If the first word starts in position $i$, for $i \in \{1,2,3,4\}$ then there will be $(1792 - i)$ possible starting positions for the second word. By symmetry, similar considerations apply if the first word starts on or after position 1793.
Let
$$T_2 = \left[2 \times (1788 + 1789 + 1790 + 1791)\right] ~+~ \left[1788 \times 1787 \right].$$
Then the correct computation is
$$N_2 = T_2 \times (26)^{(1800 - [2 \times 5])}.$$
The math for $N_3$ will get uglier still than the math for $N_2$. This is because in addition to being concerned about the starting position of the leftmost word and the rightmost word, you also have to be concerned about the gap between two of the words. This will also affect how many positions the third word can start in.
Similarly when considering $N_4, N_5, \cdots$ you have to be concerned about each of the gaps between words.
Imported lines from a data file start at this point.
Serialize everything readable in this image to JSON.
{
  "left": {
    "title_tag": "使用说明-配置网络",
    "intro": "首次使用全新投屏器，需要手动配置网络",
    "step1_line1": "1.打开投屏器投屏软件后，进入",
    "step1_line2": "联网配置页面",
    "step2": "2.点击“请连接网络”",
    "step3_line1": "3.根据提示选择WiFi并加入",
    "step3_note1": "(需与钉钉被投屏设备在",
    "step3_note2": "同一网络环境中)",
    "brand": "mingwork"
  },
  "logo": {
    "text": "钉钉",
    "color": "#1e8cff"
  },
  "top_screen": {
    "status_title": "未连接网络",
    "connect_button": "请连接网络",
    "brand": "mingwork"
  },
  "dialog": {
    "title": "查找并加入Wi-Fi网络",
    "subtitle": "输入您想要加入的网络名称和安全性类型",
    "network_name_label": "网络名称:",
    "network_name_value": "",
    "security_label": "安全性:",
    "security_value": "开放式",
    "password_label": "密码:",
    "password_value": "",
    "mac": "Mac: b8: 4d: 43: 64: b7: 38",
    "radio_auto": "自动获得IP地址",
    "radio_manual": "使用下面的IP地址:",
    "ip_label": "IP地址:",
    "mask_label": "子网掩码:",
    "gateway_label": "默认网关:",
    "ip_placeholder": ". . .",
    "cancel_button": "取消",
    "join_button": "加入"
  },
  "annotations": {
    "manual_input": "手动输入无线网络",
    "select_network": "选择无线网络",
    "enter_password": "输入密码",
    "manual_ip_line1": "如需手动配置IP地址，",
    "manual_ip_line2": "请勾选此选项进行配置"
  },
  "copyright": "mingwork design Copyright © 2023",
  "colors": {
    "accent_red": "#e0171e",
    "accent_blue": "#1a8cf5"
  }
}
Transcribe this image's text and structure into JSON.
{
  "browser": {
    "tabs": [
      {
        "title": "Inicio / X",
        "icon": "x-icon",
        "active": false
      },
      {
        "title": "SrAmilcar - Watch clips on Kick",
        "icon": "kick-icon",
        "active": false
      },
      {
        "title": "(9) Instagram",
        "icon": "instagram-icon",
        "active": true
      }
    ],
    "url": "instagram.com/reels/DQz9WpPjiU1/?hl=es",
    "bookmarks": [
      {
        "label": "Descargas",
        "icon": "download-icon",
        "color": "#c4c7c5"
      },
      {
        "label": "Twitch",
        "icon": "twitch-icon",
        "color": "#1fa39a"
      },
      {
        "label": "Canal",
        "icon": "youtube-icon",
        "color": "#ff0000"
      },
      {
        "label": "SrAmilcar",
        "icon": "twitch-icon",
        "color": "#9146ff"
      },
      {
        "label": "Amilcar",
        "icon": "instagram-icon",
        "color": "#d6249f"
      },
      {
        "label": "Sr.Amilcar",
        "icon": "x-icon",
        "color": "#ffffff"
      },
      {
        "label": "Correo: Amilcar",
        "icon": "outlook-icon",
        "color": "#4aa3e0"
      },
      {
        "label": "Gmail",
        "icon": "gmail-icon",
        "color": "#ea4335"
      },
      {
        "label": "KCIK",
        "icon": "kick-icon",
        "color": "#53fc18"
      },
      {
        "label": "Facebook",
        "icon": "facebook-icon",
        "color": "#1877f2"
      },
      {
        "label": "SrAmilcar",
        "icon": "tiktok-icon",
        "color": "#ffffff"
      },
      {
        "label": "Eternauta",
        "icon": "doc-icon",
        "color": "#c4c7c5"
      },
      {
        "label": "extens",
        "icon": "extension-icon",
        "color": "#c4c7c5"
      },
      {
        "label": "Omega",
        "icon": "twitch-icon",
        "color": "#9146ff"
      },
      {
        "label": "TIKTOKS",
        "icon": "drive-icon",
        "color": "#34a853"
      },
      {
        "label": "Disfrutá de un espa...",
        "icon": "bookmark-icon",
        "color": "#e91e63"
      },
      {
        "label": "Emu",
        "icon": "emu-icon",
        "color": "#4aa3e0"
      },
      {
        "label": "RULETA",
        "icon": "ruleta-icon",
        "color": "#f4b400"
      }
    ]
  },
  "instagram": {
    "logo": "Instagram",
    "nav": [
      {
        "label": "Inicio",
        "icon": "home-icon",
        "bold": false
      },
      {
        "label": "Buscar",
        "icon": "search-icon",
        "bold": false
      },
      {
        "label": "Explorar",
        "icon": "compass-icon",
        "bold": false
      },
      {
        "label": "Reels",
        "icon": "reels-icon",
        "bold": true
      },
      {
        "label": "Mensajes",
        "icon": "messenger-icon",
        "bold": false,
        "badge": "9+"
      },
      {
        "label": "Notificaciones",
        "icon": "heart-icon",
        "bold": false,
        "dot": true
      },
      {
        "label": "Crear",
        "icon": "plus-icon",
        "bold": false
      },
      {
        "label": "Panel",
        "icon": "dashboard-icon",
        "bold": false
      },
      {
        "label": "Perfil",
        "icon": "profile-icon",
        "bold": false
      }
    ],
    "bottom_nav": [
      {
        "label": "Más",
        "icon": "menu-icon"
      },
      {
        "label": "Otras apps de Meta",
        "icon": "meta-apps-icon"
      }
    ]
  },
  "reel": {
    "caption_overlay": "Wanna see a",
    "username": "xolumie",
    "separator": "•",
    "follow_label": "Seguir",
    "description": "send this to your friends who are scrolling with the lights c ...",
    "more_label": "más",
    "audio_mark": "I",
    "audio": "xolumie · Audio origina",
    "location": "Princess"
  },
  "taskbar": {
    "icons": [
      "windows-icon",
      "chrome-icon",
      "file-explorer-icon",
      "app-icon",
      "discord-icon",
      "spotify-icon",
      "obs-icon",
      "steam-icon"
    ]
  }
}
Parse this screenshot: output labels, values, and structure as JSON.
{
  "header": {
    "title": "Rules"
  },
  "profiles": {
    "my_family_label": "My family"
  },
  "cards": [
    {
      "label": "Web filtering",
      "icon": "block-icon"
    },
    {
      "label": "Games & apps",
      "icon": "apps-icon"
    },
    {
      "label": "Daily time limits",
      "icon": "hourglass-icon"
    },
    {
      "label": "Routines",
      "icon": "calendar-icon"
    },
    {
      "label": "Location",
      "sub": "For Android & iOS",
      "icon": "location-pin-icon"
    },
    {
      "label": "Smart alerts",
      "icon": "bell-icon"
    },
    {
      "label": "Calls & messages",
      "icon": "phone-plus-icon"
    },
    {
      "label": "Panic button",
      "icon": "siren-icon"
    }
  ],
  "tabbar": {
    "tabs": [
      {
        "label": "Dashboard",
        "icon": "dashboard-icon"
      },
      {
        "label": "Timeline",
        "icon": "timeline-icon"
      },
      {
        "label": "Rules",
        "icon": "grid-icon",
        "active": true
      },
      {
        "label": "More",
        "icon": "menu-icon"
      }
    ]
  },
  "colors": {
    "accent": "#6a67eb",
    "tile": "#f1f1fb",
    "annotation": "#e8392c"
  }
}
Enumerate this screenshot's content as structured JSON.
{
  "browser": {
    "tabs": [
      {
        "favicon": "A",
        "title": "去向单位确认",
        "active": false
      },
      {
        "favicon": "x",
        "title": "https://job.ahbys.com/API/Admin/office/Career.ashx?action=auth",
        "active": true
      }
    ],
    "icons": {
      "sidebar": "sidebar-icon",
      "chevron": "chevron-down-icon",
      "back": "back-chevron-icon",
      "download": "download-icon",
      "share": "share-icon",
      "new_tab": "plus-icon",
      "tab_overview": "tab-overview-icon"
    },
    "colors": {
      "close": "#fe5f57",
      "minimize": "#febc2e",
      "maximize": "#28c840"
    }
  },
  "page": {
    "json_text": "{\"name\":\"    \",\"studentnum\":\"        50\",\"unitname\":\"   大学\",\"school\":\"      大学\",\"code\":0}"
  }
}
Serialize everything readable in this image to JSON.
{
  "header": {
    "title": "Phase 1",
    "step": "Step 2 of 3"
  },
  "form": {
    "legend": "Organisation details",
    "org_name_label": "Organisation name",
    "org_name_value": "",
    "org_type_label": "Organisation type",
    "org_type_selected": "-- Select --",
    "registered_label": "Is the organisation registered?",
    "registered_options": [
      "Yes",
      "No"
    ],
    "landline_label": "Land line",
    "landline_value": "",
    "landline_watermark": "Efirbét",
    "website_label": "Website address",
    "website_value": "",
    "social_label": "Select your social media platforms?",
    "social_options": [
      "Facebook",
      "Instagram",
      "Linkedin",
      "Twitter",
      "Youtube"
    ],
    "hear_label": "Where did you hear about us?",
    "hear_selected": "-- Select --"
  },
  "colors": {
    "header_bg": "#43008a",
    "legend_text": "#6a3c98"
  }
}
Told you the math was ugly.
If somebody has a better way of doing this that in no way involves a computer algorithm, I'd like to know about it.
Best Answer
The answer is it depends in the sequence. Suppose we want to find the probability that the word 11 is inside a 3-letter word in an alphabet of 3 letters.There are 5 such words that contain it. Now lets look at the probability the word 12 is inside a 3-letter word. there are 6 words that contain it. Not all words have the same probability.
Now for a fixed word:
let w be your m-letter string in a k letter alphabet. Let $x_n$ be the number of words of lenth $n$ (also in x letter alphabet) containing w.
At first sight we would consider the following recurrence relation: $x_n=kx_{n-1}+k^{n-m}-x_{n-m}$ Since every word of length n can be created in the following way: for a n-1 word that contains w just add any of the k letters at the end $kx_{n-1}$. For a $k-n$length word just add w at the end to get one that does work. This seems really great. There's just one problem:
Sometimes when you add w at the end of a n-k word that doesn't contain w you get a word that contains w even if you remove some of the last digits. Let me explain: for example consider $w=1,2,1$ then the word $3,1,2$ clearly doesn't contain $w$ so we add w to this letter to get $3,1,2,1,2,1$ notice that this word is obtained through both the process of taking an (n-1) word that contains w and taking and n-k word that does not. Thus we are counting it twice? Can you refine the recursion so it works?